IRIS: A Performance-Portable Framework for Cross-Platform Heterogeneous Computing

by Jungwon Kim, Seyong Lee, Beau E Johnston, Jeffrey S Vetter
Publication Type
Journal
Journal Name
IEEE Transactions on Parallel and Distributed Systems
Publication Date
Page Numbers
1796 to 1809
Volume
35
Issue
10

From edge to exascale, computer architectures are becoming more heterogeneous and complex. The systems typically have fat nodes, with multicore CPUs and multiple hardware accelerators such as GPUs, FPGAs, and DSPs. This complexity is causing a crisis in programming systems and performance portability.
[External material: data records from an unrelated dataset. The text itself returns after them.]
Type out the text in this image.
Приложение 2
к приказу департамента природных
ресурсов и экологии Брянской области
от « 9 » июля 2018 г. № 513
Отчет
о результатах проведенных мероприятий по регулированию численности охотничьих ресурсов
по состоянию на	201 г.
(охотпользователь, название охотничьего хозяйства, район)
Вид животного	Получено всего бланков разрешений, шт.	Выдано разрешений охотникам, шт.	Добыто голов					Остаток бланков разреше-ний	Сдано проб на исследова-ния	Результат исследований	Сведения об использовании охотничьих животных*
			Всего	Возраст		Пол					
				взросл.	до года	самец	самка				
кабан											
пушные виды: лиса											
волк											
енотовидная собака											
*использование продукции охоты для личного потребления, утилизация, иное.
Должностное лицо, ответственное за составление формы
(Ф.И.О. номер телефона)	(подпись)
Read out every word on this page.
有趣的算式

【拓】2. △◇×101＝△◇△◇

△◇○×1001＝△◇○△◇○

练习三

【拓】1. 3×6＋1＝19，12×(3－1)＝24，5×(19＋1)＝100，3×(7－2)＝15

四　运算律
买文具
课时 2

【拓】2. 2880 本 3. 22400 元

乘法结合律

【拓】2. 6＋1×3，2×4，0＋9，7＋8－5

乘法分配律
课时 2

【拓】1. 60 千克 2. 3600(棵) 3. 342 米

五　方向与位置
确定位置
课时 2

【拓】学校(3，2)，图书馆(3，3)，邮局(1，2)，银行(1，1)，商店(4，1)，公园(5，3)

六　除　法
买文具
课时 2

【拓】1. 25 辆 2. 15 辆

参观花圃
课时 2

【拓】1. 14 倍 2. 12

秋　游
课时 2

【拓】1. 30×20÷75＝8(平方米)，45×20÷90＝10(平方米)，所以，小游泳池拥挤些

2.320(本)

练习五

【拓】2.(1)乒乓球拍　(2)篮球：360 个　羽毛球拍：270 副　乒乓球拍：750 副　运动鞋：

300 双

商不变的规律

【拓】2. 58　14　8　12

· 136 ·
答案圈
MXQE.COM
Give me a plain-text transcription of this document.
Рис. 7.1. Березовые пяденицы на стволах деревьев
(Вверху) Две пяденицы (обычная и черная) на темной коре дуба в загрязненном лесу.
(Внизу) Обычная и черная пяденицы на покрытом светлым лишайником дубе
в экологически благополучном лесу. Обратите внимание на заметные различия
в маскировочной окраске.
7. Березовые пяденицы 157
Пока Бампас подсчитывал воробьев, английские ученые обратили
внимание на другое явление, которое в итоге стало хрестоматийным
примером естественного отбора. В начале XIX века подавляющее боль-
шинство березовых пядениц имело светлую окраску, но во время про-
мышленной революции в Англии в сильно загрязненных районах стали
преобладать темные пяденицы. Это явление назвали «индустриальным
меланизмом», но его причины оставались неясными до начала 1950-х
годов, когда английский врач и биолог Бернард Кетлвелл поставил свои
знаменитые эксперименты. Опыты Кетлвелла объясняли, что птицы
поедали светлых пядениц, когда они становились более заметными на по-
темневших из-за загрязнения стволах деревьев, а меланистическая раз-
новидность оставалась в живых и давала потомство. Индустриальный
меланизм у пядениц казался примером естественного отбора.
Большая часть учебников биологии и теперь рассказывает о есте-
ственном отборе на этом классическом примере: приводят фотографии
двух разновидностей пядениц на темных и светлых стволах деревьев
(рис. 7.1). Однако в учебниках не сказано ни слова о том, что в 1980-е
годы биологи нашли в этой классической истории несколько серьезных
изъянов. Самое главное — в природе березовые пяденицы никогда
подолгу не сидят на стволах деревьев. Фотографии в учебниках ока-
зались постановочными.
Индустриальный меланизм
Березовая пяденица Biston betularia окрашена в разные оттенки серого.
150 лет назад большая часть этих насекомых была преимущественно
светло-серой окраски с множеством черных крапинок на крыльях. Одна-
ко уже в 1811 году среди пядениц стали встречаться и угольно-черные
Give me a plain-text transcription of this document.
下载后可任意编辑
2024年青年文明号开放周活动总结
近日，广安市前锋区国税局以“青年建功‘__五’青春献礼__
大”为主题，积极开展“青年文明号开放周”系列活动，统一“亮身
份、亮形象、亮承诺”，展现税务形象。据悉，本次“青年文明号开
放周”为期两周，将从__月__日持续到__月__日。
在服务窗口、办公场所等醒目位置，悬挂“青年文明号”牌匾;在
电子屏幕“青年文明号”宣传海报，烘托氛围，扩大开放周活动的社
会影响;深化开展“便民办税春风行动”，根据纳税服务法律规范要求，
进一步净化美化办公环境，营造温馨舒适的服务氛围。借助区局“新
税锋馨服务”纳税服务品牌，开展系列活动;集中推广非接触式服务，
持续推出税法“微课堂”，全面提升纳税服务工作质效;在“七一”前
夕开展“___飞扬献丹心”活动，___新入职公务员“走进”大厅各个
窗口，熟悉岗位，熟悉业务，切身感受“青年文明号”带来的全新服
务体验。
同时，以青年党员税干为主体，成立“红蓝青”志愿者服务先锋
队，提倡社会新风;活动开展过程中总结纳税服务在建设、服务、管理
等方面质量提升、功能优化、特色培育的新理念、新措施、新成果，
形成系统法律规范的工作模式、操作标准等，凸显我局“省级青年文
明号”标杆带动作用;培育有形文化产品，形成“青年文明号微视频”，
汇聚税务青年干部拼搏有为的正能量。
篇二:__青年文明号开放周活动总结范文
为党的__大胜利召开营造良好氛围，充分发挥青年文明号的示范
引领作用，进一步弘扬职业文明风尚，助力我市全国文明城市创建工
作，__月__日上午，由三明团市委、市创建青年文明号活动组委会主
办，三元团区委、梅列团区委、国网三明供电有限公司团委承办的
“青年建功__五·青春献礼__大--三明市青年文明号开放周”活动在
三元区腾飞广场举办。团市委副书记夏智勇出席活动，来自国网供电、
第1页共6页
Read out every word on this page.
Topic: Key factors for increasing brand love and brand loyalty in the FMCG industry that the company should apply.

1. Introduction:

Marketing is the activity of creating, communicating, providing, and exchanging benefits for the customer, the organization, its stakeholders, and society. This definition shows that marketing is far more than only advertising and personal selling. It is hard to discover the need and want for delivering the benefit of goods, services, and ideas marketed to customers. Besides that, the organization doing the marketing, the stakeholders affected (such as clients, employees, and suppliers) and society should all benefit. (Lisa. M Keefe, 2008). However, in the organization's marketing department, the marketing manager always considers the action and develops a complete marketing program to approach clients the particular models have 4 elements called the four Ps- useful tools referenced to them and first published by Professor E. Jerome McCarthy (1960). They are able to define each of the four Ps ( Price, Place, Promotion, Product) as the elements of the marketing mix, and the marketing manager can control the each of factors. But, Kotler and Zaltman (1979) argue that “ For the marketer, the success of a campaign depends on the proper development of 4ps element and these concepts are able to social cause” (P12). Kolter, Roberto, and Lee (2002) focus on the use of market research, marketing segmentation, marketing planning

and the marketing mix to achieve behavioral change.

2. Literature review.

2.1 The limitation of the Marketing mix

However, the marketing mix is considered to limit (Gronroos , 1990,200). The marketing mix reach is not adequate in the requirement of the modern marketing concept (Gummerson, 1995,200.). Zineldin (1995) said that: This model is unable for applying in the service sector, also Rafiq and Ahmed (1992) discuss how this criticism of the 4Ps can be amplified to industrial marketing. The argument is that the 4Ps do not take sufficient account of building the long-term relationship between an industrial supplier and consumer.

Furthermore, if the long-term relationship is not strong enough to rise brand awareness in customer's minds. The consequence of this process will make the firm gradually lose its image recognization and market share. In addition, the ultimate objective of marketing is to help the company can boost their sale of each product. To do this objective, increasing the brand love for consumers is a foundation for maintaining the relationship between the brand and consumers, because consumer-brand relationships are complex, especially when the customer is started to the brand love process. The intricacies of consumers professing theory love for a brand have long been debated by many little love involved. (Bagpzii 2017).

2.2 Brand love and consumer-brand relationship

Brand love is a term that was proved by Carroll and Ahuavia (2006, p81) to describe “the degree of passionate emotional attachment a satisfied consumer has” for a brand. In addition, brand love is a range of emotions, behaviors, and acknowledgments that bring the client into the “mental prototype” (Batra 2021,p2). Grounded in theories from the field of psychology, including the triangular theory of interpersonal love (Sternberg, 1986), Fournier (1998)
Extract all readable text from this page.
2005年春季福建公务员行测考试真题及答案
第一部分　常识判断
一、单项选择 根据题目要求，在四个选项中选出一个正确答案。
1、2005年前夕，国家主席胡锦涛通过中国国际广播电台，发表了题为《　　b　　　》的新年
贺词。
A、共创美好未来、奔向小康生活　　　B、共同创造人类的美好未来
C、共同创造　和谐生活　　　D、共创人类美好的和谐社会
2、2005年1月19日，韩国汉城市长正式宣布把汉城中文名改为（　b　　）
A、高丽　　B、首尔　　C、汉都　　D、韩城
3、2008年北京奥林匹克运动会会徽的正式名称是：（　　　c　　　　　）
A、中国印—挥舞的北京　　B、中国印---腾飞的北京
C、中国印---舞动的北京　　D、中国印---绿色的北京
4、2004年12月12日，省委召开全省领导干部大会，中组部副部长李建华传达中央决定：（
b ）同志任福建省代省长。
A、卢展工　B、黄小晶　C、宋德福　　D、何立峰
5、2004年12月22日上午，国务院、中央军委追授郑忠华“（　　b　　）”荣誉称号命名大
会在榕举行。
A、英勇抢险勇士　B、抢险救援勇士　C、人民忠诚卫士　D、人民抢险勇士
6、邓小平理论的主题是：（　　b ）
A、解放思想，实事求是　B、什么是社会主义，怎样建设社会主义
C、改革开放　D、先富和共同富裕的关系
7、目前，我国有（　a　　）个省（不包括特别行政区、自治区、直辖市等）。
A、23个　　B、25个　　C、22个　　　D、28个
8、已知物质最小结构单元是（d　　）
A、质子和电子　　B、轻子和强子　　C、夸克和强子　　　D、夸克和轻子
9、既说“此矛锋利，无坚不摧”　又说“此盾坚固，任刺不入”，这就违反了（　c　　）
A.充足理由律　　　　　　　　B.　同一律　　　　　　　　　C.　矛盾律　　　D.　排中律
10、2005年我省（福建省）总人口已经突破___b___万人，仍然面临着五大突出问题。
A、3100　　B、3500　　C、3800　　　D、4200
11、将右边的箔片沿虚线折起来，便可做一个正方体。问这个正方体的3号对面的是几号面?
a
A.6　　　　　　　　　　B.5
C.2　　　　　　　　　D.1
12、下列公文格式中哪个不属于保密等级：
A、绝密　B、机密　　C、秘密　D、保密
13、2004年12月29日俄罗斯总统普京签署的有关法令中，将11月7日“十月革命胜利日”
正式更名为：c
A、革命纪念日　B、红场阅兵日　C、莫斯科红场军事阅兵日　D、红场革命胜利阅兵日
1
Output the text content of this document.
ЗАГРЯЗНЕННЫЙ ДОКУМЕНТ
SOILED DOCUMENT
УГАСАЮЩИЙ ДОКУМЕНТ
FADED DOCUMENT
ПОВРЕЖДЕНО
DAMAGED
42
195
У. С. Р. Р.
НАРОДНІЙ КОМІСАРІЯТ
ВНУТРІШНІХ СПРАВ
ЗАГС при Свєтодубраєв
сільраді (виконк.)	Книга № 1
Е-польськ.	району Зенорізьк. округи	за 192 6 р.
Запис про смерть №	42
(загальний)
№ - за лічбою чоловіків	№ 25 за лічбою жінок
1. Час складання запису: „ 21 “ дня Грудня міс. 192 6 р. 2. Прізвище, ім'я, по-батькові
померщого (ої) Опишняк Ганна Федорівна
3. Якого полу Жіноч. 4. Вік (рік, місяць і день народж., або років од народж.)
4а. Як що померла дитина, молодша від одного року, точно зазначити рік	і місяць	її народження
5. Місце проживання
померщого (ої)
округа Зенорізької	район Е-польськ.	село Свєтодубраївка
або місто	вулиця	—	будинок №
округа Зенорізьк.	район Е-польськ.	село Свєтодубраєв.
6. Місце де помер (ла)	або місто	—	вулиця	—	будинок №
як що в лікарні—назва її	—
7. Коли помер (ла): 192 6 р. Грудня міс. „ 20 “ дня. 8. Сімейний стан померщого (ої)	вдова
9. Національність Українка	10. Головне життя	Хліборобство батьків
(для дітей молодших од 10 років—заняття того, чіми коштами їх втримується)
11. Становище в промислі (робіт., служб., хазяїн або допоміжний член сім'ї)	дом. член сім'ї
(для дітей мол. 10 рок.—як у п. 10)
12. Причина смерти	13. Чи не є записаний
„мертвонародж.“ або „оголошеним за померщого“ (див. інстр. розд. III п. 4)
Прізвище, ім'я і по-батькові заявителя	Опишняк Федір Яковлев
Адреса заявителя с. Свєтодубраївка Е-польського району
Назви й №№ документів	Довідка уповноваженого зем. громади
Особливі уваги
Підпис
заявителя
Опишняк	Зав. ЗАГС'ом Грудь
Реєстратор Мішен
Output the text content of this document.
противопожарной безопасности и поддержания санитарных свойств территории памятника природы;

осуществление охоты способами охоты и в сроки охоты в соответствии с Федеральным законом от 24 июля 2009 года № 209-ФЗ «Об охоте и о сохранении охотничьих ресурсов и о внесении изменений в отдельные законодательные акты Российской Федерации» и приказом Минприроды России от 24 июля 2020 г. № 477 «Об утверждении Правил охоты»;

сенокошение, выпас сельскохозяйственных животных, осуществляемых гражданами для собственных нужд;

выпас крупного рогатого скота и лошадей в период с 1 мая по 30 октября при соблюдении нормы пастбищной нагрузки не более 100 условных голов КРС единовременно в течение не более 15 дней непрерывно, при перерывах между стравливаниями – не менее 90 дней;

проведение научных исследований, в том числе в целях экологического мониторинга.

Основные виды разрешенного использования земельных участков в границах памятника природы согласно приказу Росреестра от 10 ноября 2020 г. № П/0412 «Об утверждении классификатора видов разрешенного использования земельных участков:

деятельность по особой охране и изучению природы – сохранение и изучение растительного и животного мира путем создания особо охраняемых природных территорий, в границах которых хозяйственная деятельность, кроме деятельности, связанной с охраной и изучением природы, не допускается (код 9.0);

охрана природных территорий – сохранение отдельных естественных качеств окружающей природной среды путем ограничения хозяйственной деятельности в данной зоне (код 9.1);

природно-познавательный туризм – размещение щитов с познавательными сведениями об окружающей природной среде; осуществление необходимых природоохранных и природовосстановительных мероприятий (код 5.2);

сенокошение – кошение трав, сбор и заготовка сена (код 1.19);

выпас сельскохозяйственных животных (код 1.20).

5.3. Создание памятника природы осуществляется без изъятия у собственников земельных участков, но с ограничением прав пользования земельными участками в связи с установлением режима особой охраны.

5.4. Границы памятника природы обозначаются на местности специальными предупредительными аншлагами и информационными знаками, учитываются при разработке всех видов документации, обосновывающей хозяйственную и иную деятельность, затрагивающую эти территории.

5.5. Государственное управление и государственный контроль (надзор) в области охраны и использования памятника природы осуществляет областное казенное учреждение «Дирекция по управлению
Several programming systems are working to address these challenges, but the increasing architectural diversity is forcing software stacks and applications to be specialized for each architecture. As we show, all of these approaches critically depend on their software framework for discovery, execution, scheduling, and data orchestration. To address this challenge, we believe that a more agile and proactive software framework is essential to increase performance portability and improve user productivity. To this end, we have designed and implemented IRIS: a performance-portable framework for cross-platform heterogeneous computing. IRIS can discover available resources, manage multiple diverse programming platforms (e.g., CUDA, Hexagon, HIP, Level Zero, OpenCL, OpenMP) simultaneously in the same execution, respect data dependencies, orchestrate data movement proactively, and provide for user-configurable scheduling. To simplify data movement, IRIS introduces a shared virtual device memory with relaxed consistency among different heterogeneous devices. IRIS also adds an automatic kernel workload partitioning technique using the polyhedral model so that it can resize kernels for a wide range of devices. Our evaluation on three architectures, ranging from Qualcomm Snapdragon to a Summit supercomputer node, shows that IRIS improves portability across a wide range of diverse heterogeneous architectures with negligible overhead.